The DESI Dark Energy Tension as a Boundary Projection Effect

Recent data from the Dark Energy Spectroscopic Instrument sharpen the late time tension with a strictly constant cosmological term when the expansion history is written in standard bulk variables. In the present framework, the invariant quantity governing cosmic acceleration is not an effective bulk dark energy density, but a horizon normalized geometric relation between the cosmological constant and the horizon scale. This relation fixes the dimensionless combination Lambda times the squared horizon radius and implies a dark energy fraction equal to pi cubed divided by forty five.

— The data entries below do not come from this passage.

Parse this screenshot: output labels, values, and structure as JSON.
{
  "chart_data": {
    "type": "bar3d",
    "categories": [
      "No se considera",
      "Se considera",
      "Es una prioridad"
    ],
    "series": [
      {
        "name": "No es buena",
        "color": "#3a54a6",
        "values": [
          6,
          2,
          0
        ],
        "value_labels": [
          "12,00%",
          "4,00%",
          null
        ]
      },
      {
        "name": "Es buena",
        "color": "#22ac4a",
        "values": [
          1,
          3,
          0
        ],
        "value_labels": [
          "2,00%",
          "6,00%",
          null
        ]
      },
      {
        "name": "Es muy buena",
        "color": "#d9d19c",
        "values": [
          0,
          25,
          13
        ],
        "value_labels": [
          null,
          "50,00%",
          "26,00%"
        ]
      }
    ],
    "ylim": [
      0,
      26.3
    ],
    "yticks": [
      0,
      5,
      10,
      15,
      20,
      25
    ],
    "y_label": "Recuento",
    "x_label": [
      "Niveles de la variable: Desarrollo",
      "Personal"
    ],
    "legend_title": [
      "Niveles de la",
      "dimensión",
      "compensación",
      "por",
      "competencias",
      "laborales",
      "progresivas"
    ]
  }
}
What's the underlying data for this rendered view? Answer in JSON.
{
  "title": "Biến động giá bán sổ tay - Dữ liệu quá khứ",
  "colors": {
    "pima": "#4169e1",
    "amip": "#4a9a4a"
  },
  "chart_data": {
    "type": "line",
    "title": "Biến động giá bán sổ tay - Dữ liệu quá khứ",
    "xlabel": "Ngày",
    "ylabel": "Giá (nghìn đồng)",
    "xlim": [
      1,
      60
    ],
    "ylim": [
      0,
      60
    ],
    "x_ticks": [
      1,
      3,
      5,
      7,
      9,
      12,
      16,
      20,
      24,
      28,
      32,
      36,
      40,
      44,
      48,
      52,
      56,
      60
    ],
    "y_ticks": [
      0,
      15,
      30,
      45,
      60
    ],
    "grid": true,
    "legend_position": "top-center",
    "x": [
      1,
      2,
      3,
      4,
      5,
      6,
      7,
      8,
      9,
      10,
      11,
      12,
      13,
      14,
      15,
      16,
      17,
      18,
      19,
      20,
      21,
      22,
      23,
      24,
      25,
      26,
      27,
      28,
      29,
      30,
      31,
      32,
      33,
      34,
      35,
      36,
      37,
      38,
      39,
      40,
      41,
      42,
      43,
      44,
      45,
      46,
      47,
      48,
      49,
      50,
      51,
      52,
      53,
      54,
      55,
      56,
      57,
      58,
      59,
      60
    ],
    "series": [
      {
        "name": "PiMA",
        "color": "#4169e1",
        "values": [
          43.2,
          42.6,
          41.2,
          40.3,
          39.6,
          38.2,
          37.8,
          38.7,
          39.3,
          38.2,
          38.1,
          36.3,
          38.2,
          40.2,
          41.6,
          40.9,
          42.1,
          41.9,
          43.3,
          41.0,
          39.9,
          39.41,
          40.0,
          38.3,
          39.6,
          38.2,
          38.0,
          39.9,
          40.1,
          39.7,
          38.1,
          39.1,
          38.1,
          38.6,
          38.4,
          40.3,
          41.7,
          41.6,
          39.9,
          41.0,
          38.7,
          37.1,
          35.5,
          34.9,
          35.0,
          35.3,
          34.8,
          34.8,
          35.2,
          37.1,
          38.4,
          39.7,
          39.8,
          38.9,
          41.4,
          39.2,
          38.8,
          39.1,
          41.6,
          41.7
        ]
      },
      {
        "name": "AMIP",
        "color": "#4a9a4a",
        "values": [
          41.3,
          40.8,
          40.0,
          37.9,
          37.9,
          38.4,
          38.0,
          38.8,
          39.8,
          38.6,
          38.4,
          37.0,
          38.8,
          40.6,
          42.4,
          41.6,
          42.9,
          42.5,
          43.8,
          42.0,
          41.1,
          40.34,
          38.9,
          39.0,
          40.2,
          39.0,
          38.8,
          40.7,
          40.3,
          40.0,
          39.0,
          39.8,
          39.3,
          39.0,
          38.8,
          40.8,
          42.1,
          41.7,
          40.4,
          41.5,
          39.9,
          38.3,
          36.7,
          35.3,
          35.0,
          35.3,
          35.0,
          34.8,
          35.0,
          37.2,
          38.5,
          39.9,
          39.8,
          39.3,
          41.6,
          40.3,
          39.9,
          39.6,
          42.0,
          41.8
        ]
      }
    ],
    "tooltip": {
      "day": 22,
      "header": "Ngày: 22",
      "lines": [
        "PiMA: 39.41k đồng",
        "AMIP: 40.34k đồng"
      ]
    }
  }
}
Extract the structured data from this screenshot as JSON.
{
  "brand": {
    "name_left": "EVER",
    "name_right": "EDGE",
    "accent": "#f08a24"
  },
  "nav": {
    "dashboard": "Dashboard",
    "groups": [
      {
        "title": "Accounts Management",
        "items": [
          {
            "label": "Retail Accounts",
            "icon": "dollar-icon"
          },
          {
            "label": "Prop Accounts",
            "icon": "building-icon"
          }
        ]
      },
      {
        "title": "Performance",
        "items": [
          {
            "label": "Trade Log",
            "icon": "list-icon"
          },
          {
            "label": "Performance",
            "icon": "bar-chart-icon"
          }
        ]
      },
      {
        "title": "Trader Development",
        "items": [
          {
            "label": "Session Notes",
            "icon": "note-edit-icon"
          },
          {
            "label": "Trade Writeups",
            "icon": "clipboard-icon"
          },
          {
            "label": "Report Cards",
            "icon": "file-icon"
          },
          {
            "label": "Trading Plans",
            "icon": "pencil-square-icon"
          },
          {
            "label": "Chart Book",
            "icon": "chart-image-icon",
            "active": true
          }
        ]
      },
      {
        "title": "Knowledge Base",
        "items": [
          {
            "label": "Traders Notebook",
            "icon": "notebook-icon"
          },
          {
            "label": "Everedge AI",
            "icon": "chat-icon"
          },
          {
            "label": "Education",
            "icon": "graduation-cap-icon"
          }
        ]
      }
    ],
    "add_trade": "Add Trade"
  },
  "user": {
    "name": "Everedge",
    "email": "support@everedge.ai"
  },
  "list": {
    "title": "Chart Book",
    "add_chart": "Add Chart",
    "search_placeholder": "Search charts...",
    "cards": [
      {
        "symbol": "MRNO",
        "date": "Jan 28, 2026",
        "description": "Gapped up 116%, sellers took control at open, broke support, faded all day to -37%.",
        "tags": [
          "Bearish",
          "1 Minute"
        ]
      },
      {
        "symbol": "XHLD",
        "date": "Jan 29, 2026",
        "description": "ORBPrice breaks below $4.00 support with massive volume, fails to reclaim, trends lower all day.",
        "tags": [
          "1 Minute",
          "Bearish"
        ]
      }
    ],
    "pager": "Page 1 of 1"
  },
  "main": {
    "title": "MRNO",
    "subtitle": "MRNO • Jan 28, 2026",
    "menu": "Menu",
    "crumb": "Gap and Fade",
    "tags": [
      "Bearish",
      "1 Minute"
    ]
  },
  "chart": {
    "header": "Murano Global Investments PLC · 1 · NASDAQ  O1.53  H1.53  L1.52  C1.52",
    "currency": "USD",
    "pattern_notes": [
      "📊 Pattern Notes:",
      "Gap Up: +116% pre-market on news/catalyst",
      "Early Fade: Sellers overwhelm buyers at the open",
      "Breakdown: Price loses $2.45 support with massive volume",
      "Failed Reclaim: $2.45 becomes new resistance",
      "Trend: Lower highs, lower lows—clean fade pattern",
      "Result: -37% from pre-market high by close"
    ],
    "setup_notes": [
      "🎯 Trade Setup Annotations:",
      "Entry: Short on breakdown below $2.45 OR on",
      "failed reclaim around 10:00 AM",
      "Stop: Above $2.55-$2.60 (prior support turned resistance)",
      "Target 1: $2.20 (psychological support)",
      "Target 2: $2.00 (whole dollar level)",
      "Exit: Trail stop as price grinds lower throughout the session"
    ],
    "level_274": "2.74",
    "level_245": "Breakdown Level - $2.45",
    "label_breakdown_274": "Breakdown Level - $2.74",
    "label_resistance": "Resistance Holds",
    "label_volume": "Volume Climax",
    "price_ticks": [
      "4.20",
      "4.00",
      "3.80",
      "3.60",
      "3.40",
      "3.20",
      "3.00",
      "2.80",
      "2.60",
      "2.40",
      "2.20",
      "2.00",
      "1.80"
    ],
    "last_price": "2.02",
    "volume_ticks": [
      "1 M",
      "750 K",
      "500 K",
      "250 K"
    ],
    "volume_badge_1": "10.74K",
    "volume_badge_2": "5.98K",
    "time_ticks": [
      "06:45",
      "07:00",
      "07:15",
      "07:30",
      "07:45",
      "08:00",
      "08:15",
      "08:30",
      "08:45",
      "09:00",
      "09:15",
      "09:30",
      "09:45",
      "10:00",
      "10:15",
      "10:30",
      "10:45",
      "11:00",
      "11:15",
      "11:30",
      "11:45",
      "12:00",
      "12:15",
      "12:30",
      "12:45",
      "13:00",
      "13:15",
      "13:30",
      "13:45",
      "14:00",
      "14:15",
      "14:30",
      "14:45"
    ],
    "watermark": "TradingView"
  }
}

When this fixed boundary relation is rewritten in volumetric form using the relation between the horizon radius and the Hubble parameter, it produces an effective bulk equation of state for dark energy. In this projected description the present day equation of state is w0 approximately minus 0.689, and the effective evolution parameter is wa approximately 0.643. These values arise kinematically from the horizon normalization and do not require phantom fields, quintessence potentials, or additional dark sector degrees of freedom.

The DESI tension is therefore interpreted not as evidence for a new dynamical dark energy fluid, but as the projection of a fixed horizon constraint into bulk cosmological variables. Late time cosmology is governed by boundary geometry, while the apparent evolution of the dark energy sector is the volumetric image of a fixed geometric relation.